With shoppers cutting back in the UK, Argos has turned to China as part of its drive to revive its flagging fortunes.
The catalogue business is setting up a £45 million joint venture with Chinese manufacturing giant Haier in a bid to tap into the country's buoyant economy and current spending boom.
Previous openings overseas have proved unsuccessful, including pilot stores in the Netherlands opened in 1998, while five stores in India were closed in 2009.
However, Argos will return to overseas expansion next year when it opens a trial store and internet delivery service in Shanghai, and ultimately aims to expand throughout the country.

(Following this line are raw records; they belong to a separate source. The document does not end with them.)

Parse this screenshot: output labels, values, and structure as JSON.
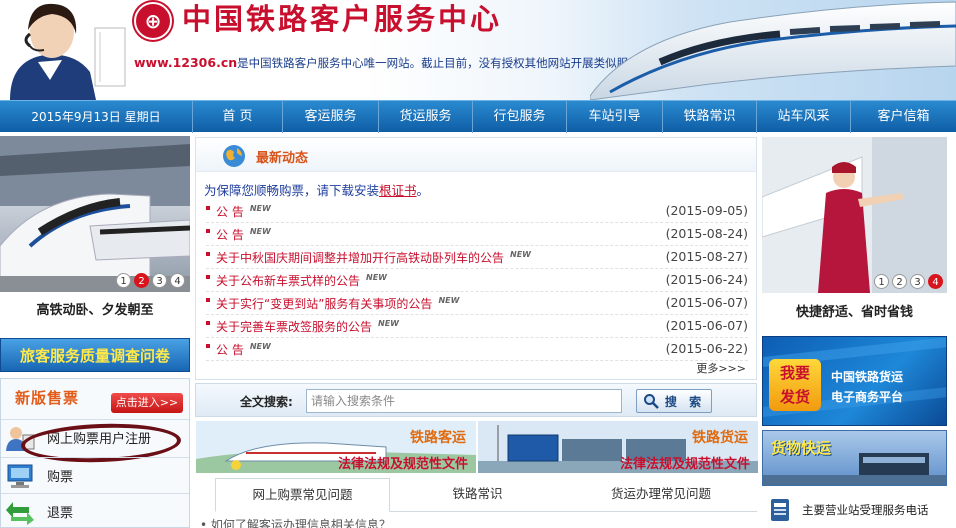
{
  "header": {
    "site_title": "中国铁路客户服务中心",
    "url": "www.12306.cn",
    "notice": "是中国铁路客户服务中心唯一网站。截止目前，没有授权其他网站开展类似服务内容，敬请广大用户注意"
  },
  "navbar": {
    "date": "2015年9月13日  星期日",
    "items": [
      "首  页",
      "客运服务",
      "货运服务",
      "行包服务",
      "车站引导",
      "铁路常识",
      "站车风采",
      "客户信箱"
    ]
  },
  "left": {
    "slide_pages": [
      "1",
      "2",
      "3",
      "4"
    ],
    "slide_active": 2,
    "slide_caption": "高铁动卧、夕发朝至",
    "survey_banner": "旅客服务质量调查问卷",
    "ticket_title": "新版售票",
    "enter_button": "点击进入>>",
    "links": [
      "网上购票用户注册",
      "购票",
      "退票"
    ]
  },
  "news": {
    "title": "最新动态",
    "intro": "为保障您顺畅购票，请下载安装",
    "intro_link": "根证书",
    "intro_end": "。",
    "new_tag": "NEW",
    "items": [
      {
        "text": "公 告",
        "date": "(2015-09-05)"
      },
      {
        "text": "公 告",
        "date": "(2015-08-24)"
      },
      {
        "text": "关于中秋国庆期间调整并增加开行高铁动卧列车的公告",
        "date": "(2015-08-27)"
      },
      {
        "text": "关于公布新车票式样的公告",
        "date": "(2015-06-24)"
      },
      {
        "text": "关于实行“变更到站”服务有关事项的公告",
        "date": "(2015-06-07)"
      },
      {
        "text": "关于完善车票改签服务的公告",
        "date": "(2015-06-07)"
      },
      {
        "text": "公 告",
        "date": "(2015-06-22)"
      }
    ],
    "more": "更多>>>"
  },
  "search": {
    "label": "全文搜索:",
    "placeholder": "请输入搜索条件",
    "button": "搜 索"
  },
  "promos": [
    {
      "category": "铁路客运",
      "subtitle": "法律法规及规范性文件"
    },
    {
      "category": "铁路货运",
      "subtitle": "法律法规及规范性文件"
    }
  ],
  "tabs": [
    "网上购票常见问题",
    "铁路常识",
    "货运办理常见问题"
  ],
  "tab_line": "• 如何了解客运办理信息相关信息？",
  "right": {
    "slide_pages": [
      "1",
      "2",
      "3",
      "4"
    ],
    "slide_active": 4,
    "slide_caption": "快捷舒适、省时省钱",
    "freight_badge": [
      "我要",
      "发货"
    ],
    "freight_text": [
      "中国铁路货运",
      "电子商务平台"
    ],
    "express_title": "货物快运",
    "hotline": "主要营业站受理服务电话"
  },
  "colors": {
    "brand_red": "#c8102e",
    "nav_blue": "#0f5ea6",
    "news_orange": "#d8541a"
  }
}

It will follow in the footsteps of other UK retailers who have already got a foothold in the powerhouse Asian economy, such as Tesco, Burberry, Mothercare and Marks & Spencer.
In the UK, Argos's customers are being badly hit by the squeeze in living standards because they tend to have lower disposable income and, with many renting, they have not benefited from the record low interest rates.
But in China, Argos hopes to tap into the booming middle classes who are spending freely as they reap the rewards of the country's rapid industrialisation.
The Chinese economy is expected to carry on growing faster than the West - it recently overtook Japan as the world's second biggest economy and is set to supplant the US as the number one economy in coming decades.
The new venture will draw on Argos's expertise in online retailing and Haier's distribution network in the country.
Haier, which makes TVs, fridges, freezers and washing machines, is one of the world's largest white goods manufacturers. It will own 51% of the joint venture.